Anche rispondere alla domanda se Xe sia più pericolosa è complicato. Secondo Andrew Badley, un professore di malattie infettive alla Mayo Clinic citato dal Time, “per farla semplice: se sei vaccinato e in buona salute non dovresti allarmarti. Se non sei vaccinato e hai comorbidità, ci sono ragioni per preoccuparsi”

Scendendo ancora più nel dettaglio, l’esperto ha detto: “Sappiamo che i vaccini proteggono dalla malattia sintomatica dovuta a BA.1 e BA.2 e abbiamo ogni ragione per immagine che le strategie di vaccinazione proteggeranno anche dalla malattia sintomatica causata da Xe”. Badley ha anche detto che BA.1 e BA.2 possono sfuggire ad alcune terapie con gli anticorpi monoclonali quindi è possibile che accada qualcosa di simile con Xe, ma ce ne sono altre che potrebbero funzionare
Secondo il presidente dell’Agenzia italiana del Farmaco, Giorgio Palù, "non dobbiamo temere le ricombinazioni dei virus appartenenti a sotto-varianti dello stesso ceppo, come è il caso di quella denominata Xe". "Sono scambi genetici di due virus delle sotto-varianti di Omicron, BA1 e BA2, che infettano la stessa cellula e si scambiano pezzetti di geni fino a creare un nuovo virus, non pericoloso in quanto riconosciuto dal nostro sistema immunitario”
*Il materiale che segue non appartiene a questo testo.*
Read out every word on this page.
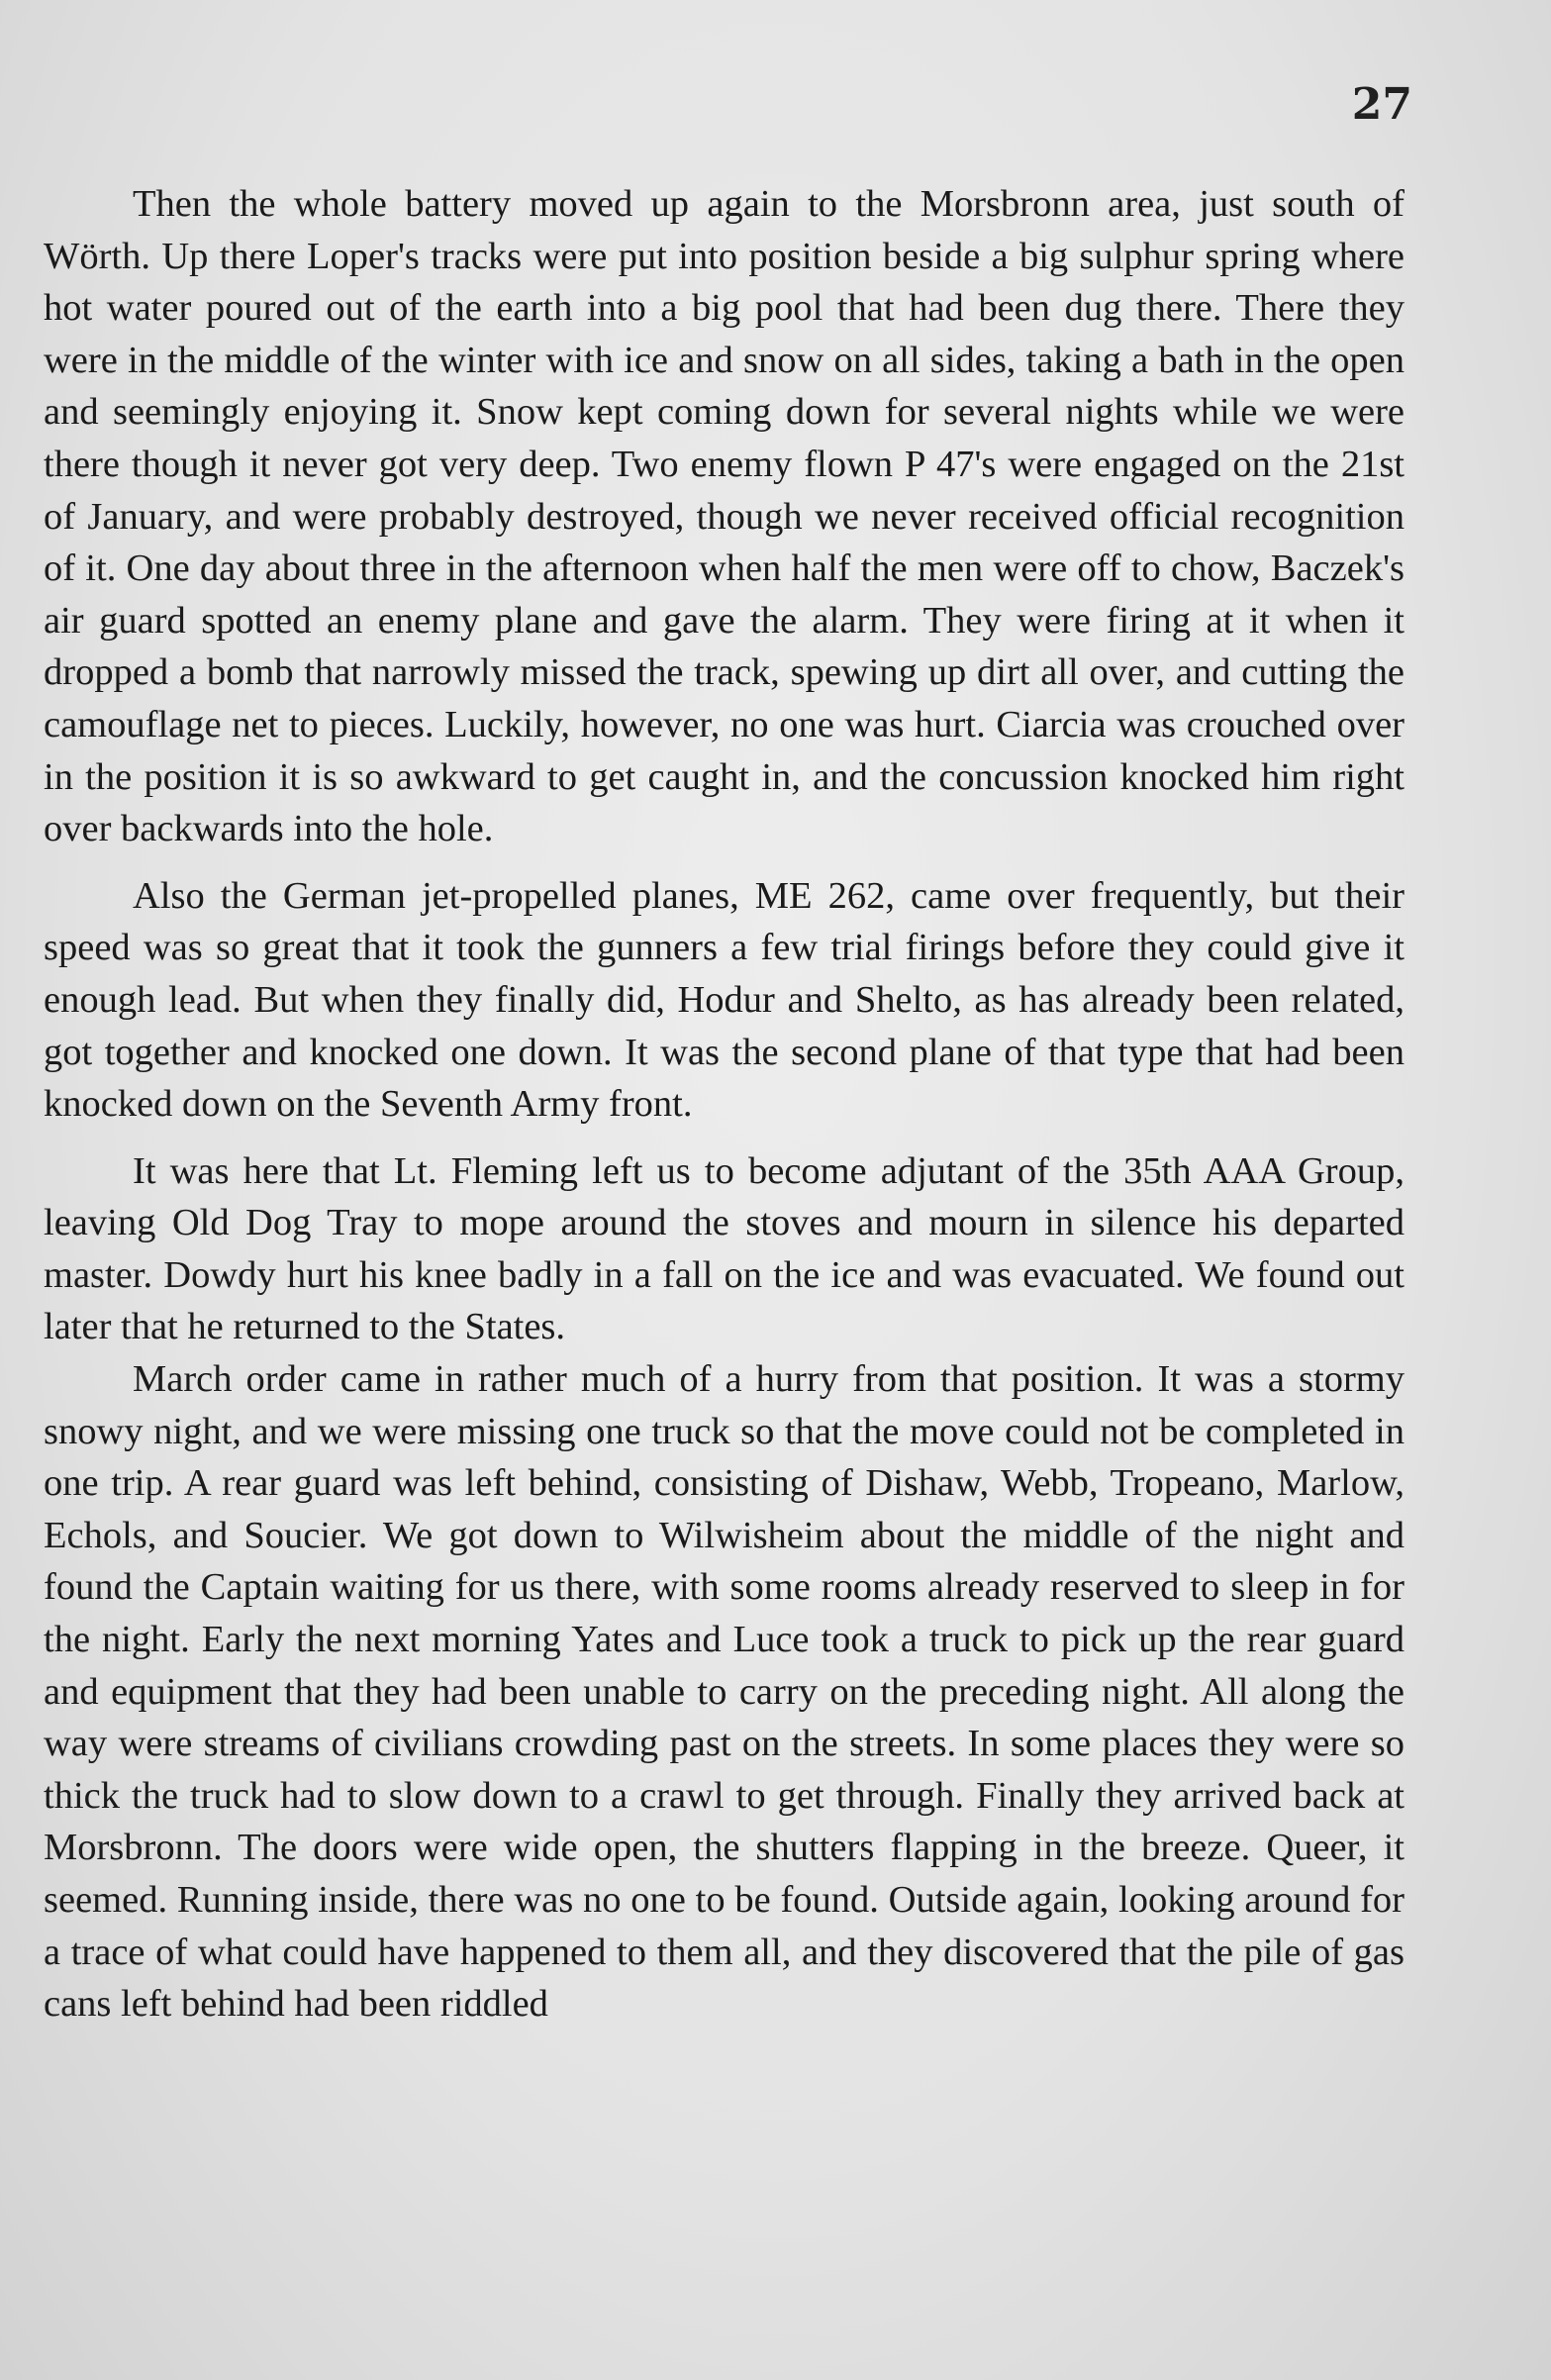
27

Then the whole battery moved up again to the Morsbronn area, just south of Wörth. Up there Loper's tracks were put into position beside a big sulphur spring where hot water poured out of the earth into a big pool that had been dug there. There they were in the middle of the winter with ice and snow on all sides, taking a bath in the open and seemingly enjoying it. Snow kept coming down for several nights while we were there though it never got very deep. Two enemy flown P 47's were engaged on the 21st of January, and were probably destroyed, though we never received official recognition of it. One day about three in the afternoon when half the men were off to chow, Baczek's air guard spotted an enemy plane and gave the alarm. They were firing at it when it dropped a bomb that narrowly missed the track, spewing up dirt all over, and cutting the camouflage net to pieces. Luckily, however, no one was hurt. Ciarcia was crouched over in the position it is so awkward to get caught in, and the concussion knocked him right over backwards into the hole.

Also the German jet-propelled planes, ME 262, came over frequently, but their speed was so great that it took the gunners a few trial firings before they could give it enough lead. But when they finally did, Hodur and Shelto, as has already been related, got together and knocked one down. It was the second plane of that type that had been knocked down on the Seventh Army front.

It was here that Lt. Fleming left us to become adjutant of the 35th AAA Group, leaving Old Dog Tray to mope around the stoves and mourn in silence his departed master. Dowdy hurt his knee badly in a fall on the ice and was evacuated. We found out later that he returned to the States.

March order came in rather much of a hurry from that position. It was a stormy snowy night, and we were missing one truck so that the move could not be completed in one trip. A rear guard was left behind, consisting of Dishaw, Webb, Tropeano, Marlow, Echols, and Soucier. We got down to Wilwisheim about the middle of the night and found the Captain waiting for us there, with some rooms already reserved to sleep in for the night. Early the next morning Yates and Luce took a truck to pick up the rear guard and equipment that they had been unable to carry on the preceding night. All along the way were streams of civilians crowding past on the streets. In some places they were so thick the truck had to slow down to a crawl to get through. Finally they arrived back at Morsbronn. The doors were wide open, the shutters flapping in the breeze. Queer, it seemed. Running inside, there was no one to be found. Outside again, looking around for a trace of what could have happened to them all, and they discovered that the pile of gas cans left behind had been riddled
Palù ha anche detto che “la ricombinazione avviene in soggetti sani, magari già vaccinati” e “che i virus ricombinanti sono identici per il 99% alla variante Omicron in circolazione, che ha un indice di contagiosità altissimo, pari a quello del virus del morbillo"

Ciò che allarma l’esperto è l'eventuale comparsa di “nuove varianti che hanno acquisito mutazioni diverse da quelle conosciute, replicandosi in individui con il sistema immunitario indebolito, come i pazienti immunodepressi. Infettandosi, queste persone ospitano per mesi il virus nel loro organismo non riuscendo a debellarlo. È in queste condizioni che il Sars-CoV-2 può cambiare e costituire una nuova insidia"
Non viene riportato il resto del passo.